EBITDA and Adjusted EBITDA — EBITDA represents net income (loss) before interest expense, provision (benefit) for income taxes and depreciation and amortization. Adjusted EBITDA represents net income (loss) before interest expense, provision (benefit) for income taxes, depreciation and amortization, restaurant impairments, closure costs and asset disposals, acquisition costs, severance costs and stock-based compensation expense. EBITDA and Adjusted EBITDA are presented because: (i) management believes they are useful measures for investors to assess the operating performance of our business without the effect of non-cash charges such as depreciation and amortization expenses and restaurant impairments, asset disposals and closure costs, and (ii) management uses them internally as a benchmark for certain of our cash incentive plans and to evaluate our operating performance or compare performance to that of competitors. See “Non-GAAP Financial Measures” below.
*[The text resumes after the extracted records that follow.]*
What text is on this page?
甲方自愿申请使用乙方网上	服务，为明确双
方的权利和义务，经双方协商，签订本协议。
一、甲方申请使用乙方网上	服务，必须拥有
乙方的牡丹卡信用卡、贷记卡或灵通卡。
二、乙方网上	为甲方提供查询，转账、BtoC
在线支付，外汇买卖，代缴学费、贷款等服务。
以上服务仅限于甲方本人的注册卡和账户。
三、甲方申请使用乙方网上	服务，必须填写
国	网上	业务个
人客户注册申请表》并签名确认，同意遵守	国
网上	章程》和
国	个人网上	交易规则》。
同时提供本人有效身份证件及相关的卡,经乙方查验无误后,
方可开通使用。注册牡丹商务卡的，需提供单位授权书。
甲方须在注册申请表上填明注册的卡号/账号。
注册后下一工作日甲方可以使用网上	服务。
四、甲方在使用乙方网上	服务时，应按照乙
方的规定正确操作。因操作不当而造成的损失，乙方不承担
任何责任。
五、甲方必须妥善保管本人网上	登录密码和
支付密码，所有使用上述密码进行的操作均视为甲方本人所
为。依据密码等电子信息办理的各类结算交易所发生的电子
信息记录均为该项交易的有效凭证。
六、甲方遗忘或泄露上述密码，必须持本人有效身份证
Adjusted Net Income (Loss) represents net income (loss) plus various adjustments and the tax effects of such adjustments. Adjusted net income (loss) is presented because management believes it helps convey supplemental information to investors regarding the Company’s performance, excluding the impact of special items that affect the comparability of results in past quarters and expected results in future quarters. See “Non-GAAP Financial Measures” below.





Conference Call
Noodles & Company will host a conference call to discuss its second quarter financial results on Tuesday, August 6, 2019 at 4:30 PM Eastern Time. The conference call can be accessed live over the phone by dialing (877) 303-1298 or for international callers by dialing (253) 237-1032. A replay will be available after the call and can be accessed by dialing (855) 859-2056 or for international callers by dialing (404) 537-3406; the passcode is 9494476. The replay will be available until Tuesday, August 13, 2019. The conference call will also be webcast live from the Company’s corporate website at investor.noodles.com, under the “Events & Presentations” page. An archive of the webcast will be available at this location shortly after the call has concluded until Tuesday, August 13, 2019.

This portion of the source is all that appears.